The new conditional marketing authorisation was granted on 20th December, 2024 to Italfarmaco S.p.A.
Givinostat is a nonsteroidal drug indicated for the treatment of patients aged 6 years of age and older with all genetic variants of DMD.
DMD is a muscle wasting condition that causes progressive muscle weakness. It usually only affects boys and those assigned male at birth.
It’s caused by alterations in a protein called dystrophin. This causes muscle fibres to break down. They’re replaced by fibrous or fatty tissues that cause the muscle to gradually weaken.
Around 100 boys are born with DMD each year, and there are about 2,500 people living with the condition in the UK at any one time.
Julian Beach, MHRA Interim Executive Director, Healthcare Quality and Access, said: “Keeping patients safe and enabling their access to high quality, safe and effective medical products are key priorities for us.
“We’re assured that the appropriate regulatory standards for the approval of this medicine have been met.
“As with all products, we will keep its safety under close review.”
Givinostat comes as an oral suspension to be taken twice daily.
It is a drug from a family of molecules called HDAC inhibitors (histone deacetylase) which reduce inflammation and fibrosis in muscle tissues. HDAC inhibitors also promote muscle regeneration and slow down the progression of DMD.
This approval is supported by evidence from a randomized, double-blind, placebo-controlled 18-month study involving 179 ambulatory patients with DMD who were given a placebo or givinostat for 18 months. Further data is required for the efficacy in non-ambulatory patients and will be subject to review following completion of additional clinical trials, as detailed in the condition associated with approval.
The study found that participants treated with givinostat over an 18-month period took significantly less time to climb four stairs compared to those given placebo.
A secondary efficacy endpoint was the change from baseline to month 18 in physical function as assessed by the North Star Ambulatory Assessment (NSAA) — a scale commonly used to rate the motor function in boys with DMD who are capable of walking. Compared to placebo, patients treated with givinostat saw less worsening in their NSAA score after 18 months.

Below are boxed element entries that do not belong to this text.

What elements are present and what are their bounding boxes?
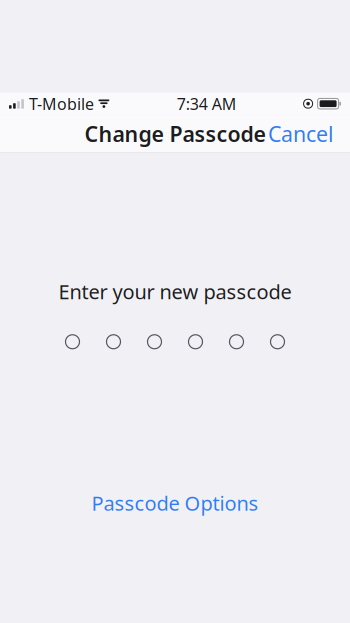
- staticText: Change Passcode: [84, 120, 266, 148]
- staticText: T-Mobile: [29, 93, 94, 114]
- staticText: 7:34 AM: [177, 93, 237, 114]
- button[interactable]: Passcode Options: [78, 484, 272, 522]
- staticText: Cancel: [268, 120, 334, 148]
- button[interactable]: Cancel: [258, 112, 344, 155]
- staticText: Enter your new passcode: [58, 278, 292, 305]
- staticText: Passcode Options: [92, 490, 258, 516]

The most common side effects of the medicine (which may affect more than 1 in 10 people) include abdominal pain, decrease in blood platelet count (which can increase risk of bleeding), diarrhoea, elevated levels of triglycerides (a type of blood fats), fever, nausea and vomiting. The prescribing information for givinostat advises healthcare providers to assess patients’ platelet counts and triglyceride levels prior to initiating treatment. During treatment, regular monitoring of platelet counts and triglycerides is recommended to determine whether dosage adjustments are necessary. Additionally, givinostat may lead to QTc prolongation, a condition where the heart takes longer than normal to recharge between beats, which can elevate the risk of irregular heart rhythms. Patients with certain heart conditions or those taking other medications that prolong QTc intervals should avoid using givinostat.

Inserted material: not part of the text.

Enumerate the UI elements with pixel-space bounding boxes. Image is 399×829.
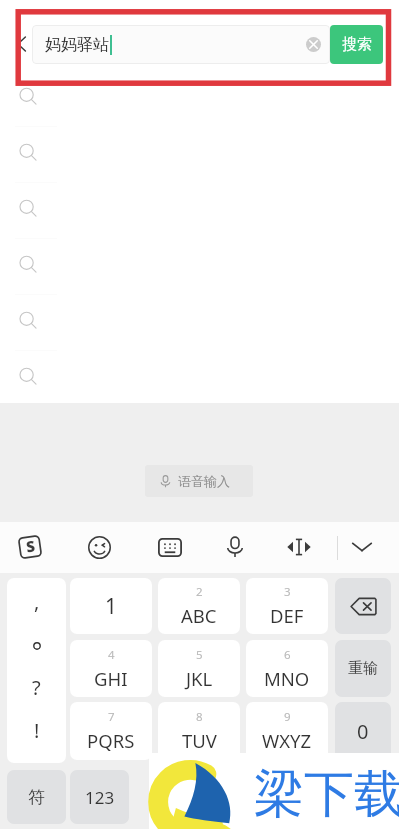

As with any medicine, the MHRA will keep the safety and effectiveness of givinostat under close review. Anyone who suspects they are having a side effect from this medicine are encouraged to talk to their doctor, pharmacist or nurse and report it directly to the Yellow Card scheme, either through the website (https://yellowcard.mhra.gov.uk/) or by searching the Google Play or Apple App stores for MHRA Yellow Card.

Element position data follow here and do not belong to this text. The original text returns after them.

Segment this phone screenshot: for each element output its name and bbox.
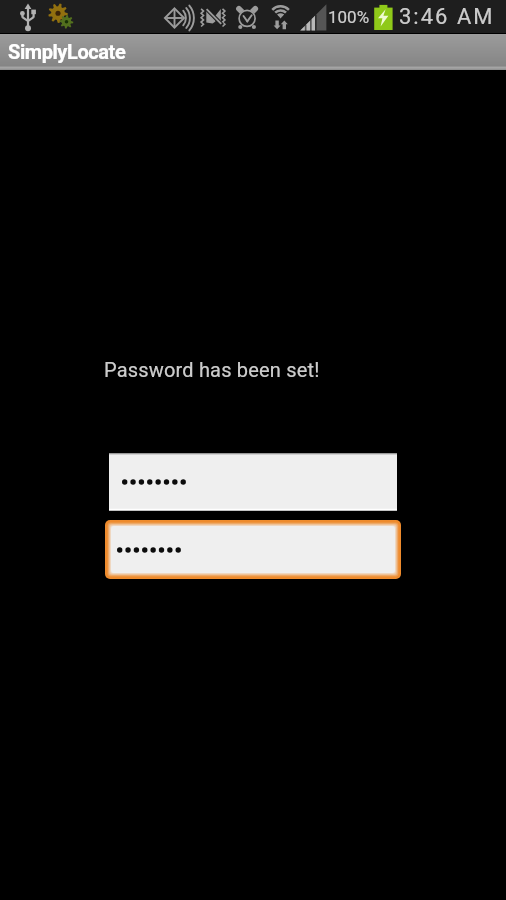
staticText: SimplyLocate	[8, 40, 126, 63]
staticText: 100%	[328, 7, 370, 27]
other: USB connected	[14, 5, 38, 29]
staticText: 3:46 AM	[399, 4, 495, 30]
button[interactable]: SimplyLocate	[0, 34, 506, 70]
staticText: Password has been set!	[104, 358, 320, 381]
button[interactable]	[109, 453, 397, 511]
button[interactable]	[105, 520, 401, 579]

Giovinostat has been conditionally approved through the International Recognition Procedure (IRP). A conditional marketing authorisation is an early temporary license in which we may accept less completed clinical studies than would be necessary to issue a full marketing authorisation, provided the manufacturer clearly indicates when complete clinical data will be available. However, CMA post-approval conditions are determined on a case-by-case basis, and don’t have to be limited to providing further clinical data. A CMA lasts for one year and can be renewed annually.
The Medicines and Healthcare products Regulatory Agency (MHRA) is responsible for regulating all medicines and medical devices in the UK by ensuring they work and are acceptably safe. All our work is underpinned by robust and fact-based judgements to ensure that the benefits justify any risks.